Quem teve veículo roubado, furtado, apreendido ou com perda total pode suspender o IPVA 2026 e pedir restituição proporcional. O imposto é calculado por meses, exige comprovação e solicitação formal à SEFAZ.
Ninguém gosta de pagar imposto por algo que não possui mais. No IPVA 2026, quem teve veículo roubado, furtado, apreendido ou com perda total tem direito legal à dispensa e até à restituição do valor pago, desde que siga os procedimentos corretos.
Por que a lei permite parar de pagar IPVA nesses casos?
O IPVA incide sobre a propriedade do veículo, conforme o artigo 155, inciso III, da Constituição Federal. Quando ocorre roubo, furto ou perda total, o fato gerador deixa de existir, pois o proprietário perde a posse involuntariamente.
O Código Tributário Nacional, em seu artigo 113, reforça que a obrigação tributária depende do fato gerador. Sem o bem, o imposto não pode ser exigido, mas a comunicação formal ao Estado é indispensável.

Quais situações garantem dispensa ou restituição do IPVA?
As Secretarias da Fazenda estaduais consolidaram cenários específicos em que o imposto pode ser suspenso ou devolvido. Todos exigem comprovação documental, conforme regras da SEFAZ, como você vê a seguir.
- Roubo ou furto: dispensa proporcional a partir do mês do registro do boletim de ocorrência.
- Perda total: isenção após laudo e baixa permanente no DETRAN.
- Apreensão judicial ou administrativa: cessação do imposto na data da apreensão ou leilão.
- Baixa definitiva: encerramento do IPVA após sucateamento registrado.
Como funciona o cálculo do valor a restituir?
O IPVA é anual, mas calculado por duodécimos, ou seja, 1/12 por mês. Se o veículo deixou de existir em maio, o contribuinte deve apenas cinco doze avos do imposto daquele ano.
Quem pagou a cota única antecipada tem direito ao reembolso proporcional. A fórmula aplicada pelas SEFAZ considera o valor total dividido por 12, multiplicado pelos meses de posse efetiva do veículo.

Qual é o passo a passo para pedir restituição em 2026?
Mesmo com integração entre sistemas, o dinheiro não retorna automaticamente.

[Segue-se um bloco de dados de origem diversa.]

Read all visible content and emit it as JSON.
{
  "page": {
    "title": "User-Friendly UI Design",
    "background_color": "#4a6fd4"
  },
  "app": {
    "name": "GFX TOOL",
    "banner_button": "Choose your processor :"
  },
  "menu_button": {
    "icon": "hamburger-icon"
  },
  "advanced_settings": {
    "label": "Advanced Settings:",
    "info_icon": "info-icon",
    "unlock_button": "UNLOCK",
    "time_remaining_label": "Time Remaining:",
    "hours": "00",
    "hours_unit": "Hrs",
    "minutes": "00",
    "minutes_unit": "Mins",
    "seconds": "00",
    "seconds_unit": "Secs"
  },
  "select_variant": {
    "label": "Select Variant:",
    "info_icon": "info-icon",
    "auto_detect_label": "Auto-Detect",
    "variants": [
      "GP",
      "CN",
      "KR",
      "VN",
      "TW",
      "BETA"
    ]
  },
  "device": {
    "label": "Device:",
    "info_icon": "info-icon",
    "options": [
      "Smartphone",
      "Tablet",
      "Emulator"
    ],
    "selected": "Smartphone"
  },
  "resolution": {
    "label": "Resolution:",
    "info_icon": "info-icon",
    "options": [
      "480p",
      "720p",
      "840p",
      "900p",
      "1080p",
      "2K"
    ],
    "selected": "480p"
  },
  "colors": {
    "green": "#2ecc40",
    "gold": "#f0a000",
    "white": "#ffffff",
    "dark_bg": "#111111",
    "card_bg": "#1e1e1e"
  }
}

É necessário cumprir etapas formais exigidas pela Secretaria da Fazenda, respeitando prazos e documentos obrigatórios, conforme orientações abaixo.
- Registro do evento: faça o boletim de ocorrência imediatamente após o sinistro.
- Solicitação na SEFAZ: informe RENAVAM, dados bancários e documentos exigidos.
- Acompanhamento do pedido: verifique deferimento e prazo de depósito.
O que acontece se o veículo for recuperado depois?
Se houver recuperação, o contribuinte volta a ser considerado proprietário perante o fisco estadual. O IPVA passa a ser devido novamente, de forma proporcional, a partir do mês em que o carro é devolvido oficialmente.
Nesse cenário, a SEFAZ recalcula o imposto e pode gerar nova cobrança. Ainda assim, os meses sem posse permanecem legalmente isentos, desde que o histórico esteja corretamente registrado nos órgãos competentes.